Similar in style and temperament to local hip-hop groups No Bird Sing and Kill the Vultures, Guante and Big Cats! create intelligent, political hip hop that mercifully doesn't come off as preachy or self-righteous. It's sobering, demanding your attention like a car crash, yet emotional and alarmingly intimate at times.
"I wanted to make an album that people who don't listen to hip hop would enjoy...people who just want to hear something pretty could enjoy. I like stuff that is fun to listen to, and I don't think you should feel bad about that," Guante says. "It's really written for those people who will really dig into the music and take the time to think about it. When I was a kid, I'd listen to albums like Radiohead's OK Computer, and I'd just sit at my desk with my headphones on and just listen...really listen."
To record the album, Guante and Big Cats! enlisted the help of a cast of notable local musicians, including members of Dragons Power Up!, Chastity Brown, Eric Blair, and Haley Bonar. "Haley Bonar is one of my favorite singer-songwriters in the country. I wrote that hook specifically for her," Guante says.
Guante, who claims he is "as well-known as a poet as I am a rapper," was a member of the St. Paul poetry slam team that won the national championship last year, a feat he is hoping to recreate with the team this year.
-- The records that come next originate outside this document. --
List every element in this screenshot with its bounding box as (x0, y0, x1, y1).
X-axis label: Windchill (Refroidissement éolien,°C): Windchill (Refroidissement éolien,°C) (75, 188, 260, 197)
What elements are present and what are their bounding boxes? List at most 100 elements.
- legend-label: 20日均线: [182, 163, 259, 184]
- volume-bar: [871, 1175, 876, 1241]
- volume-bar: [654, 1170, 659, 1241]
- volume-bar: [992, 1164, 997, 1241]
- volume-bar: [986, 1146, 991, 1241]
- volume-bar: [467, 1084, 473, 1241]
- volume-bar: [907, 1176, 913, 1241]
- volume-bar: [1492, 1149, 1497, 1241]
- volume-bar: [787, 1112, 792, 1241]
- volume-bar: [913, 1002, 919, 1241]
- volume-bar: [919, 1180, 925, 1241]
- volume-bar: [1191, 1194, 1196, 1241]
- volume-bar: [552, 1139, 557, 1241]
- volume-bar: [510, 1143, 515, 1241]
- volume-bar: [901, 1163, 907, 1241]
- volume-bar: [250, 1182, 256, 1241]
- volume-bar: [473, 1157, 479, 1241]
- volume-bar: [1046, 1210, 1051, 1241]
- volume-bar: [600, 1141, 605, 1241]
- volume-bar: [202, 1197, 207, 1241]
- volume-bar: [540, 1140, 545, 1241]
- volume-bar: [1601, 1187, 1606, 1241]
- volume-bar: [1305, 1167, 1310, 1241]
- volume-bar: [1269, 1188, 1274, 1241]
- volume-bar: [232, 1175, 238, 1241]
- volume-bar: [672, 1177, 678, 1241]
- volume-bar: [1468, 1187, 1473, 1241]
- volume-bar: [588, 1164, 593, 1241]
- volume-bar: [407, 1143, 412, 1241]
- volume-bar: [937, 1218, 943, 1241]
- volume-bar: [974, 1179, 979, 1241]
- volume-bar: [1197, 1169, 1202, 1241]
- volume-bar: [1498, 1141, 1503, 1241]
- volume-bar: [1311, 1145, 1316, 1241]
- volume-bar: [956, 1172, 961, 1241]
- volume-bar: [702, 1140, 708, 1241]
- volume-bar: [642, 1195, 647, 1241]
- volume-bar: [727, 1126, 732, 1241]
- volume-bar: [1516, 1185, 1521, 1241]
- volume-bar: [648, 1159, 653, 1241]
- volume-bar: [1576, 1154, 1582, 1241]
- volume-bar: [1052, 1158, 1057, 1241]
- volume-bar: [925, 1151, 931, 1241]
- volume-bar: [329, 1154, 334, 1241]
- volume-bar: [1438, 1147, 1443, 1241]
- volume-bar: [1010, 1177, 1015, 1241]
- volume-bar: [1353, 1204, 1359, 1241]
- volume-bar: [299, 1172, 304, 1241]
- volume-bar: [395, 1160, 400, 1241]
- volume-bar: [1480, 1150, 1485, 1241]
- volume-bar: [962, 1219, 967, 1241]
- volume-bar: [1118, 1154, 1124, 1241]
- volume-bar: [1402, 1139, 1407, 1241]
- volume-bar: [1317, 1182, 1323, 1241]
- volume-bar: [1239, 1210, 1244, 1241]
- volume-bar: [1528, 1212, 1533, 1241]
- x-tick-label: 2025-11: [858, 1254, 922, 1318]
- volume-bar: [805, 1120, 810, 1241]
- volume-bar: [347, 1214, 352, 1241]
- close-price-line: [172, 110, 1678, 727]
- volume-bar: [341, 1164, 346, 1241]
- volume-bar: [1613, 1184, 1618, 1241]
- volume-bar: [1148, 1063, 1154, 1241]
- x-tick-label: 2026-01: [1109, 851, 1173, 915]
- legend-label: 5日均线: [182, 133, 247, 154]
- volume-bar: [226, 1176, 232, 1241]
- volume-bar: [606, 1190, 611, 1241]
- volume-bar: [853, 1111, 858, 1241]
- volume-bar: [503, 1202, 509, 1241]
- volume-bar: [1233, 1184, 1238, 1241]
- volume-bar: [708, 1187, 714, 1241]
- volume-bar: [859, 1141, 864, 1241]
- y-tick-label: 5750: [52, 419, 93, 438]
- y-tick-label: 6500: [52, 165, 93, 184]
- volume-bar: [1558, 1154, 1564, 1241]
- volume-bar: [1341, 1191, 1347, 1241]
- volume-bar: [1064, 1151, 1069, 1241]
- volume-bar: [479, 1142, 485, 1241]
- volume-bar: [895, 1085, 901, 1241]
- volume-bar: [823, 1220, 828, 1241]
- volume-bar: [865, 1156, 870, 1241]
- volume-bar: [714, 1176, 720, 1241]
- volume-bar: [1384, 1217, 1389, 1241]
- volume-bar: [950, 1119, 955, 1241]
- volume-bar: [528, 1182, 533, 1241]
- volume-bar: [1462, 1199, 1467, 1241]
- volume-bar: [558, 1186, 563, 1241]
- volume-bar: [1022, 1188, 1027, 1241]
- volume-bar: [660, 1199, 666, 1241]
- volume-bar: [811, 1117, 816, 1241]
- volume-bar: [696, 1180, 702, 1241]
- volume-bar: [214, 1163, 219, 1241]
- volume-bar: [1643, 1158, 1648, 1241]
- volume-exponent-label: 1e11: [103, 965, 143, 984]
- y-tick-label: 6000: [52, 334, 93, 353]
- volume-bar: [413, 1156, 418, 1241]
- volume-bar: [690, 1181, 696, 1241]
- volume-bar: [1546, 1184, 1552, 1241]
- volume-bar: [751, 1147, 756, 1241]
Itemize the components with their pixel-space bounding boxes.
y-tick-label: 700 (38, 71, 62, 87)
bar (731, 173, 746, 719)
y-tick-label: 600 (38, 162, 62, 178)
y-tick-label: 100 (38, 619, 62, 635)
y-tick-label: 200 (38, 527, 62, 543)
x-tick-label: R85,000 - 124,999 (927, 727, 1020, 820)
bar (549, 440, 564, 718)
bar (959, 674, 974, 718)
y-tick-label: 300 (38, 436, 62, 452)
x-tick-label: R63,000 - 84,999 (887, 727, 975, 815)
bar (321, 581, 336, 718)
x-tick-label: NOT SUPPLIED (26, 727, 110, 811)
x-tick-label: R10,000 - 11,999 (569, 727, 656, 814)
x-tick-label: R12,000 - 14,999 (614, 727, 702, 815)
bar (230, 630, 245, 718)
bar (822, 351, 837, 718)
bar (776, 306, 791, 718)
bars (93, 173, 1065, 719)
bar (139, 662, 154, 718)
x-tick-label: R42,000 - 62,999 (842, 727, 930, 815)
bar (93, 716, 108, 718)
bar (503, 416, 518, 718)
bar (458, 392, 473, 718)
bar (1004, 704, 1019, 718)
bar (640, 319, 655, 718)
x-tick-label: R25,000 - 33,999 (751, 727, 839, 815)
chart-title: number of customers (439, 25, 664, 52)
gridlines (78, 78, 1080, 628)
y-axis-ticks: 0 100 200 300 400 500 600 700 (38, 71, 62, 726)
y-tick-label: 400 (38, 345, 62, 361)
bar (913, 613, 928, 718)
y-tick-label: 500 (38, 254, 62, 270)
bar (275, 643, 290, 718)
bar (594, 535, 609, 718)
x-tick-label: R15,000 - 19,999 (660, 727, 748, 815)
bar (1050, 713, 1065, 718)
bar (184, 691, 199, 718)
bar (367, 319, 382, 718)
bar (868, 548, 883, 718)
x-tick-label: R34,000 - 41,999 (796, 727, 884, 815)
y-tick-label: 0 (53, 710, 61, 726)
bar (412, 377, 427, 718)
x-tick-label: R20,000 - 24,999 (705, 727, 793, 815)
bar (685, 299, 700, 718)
He is also writing a one-man show titled "The Fist That Lives in Your Neck," a series of poems and monologues that should be completed this fall. His star clearly starting to shine, Guante has racked up numerous industry honors in the past couple of years, including one of City Pages' 2008 artists of the year, an URB Magazine "Next 1000" artist for 2008, and the Minneapolis Grand Poetry Slam champion in 2008.
An unabashed activist, Guante also found time to curate the successful "Hip Hop Against Homophobia" series, and regularly leads workshops in local schools through the MN Spoken Word Association. He seems to be defined by his convictions—his life imitating his art, and vice versa. There is simply no daylight between his beliefs and the words that pour out of him.
"On every verse I write, I want there to be one 'Oh, shit!' moment," he says.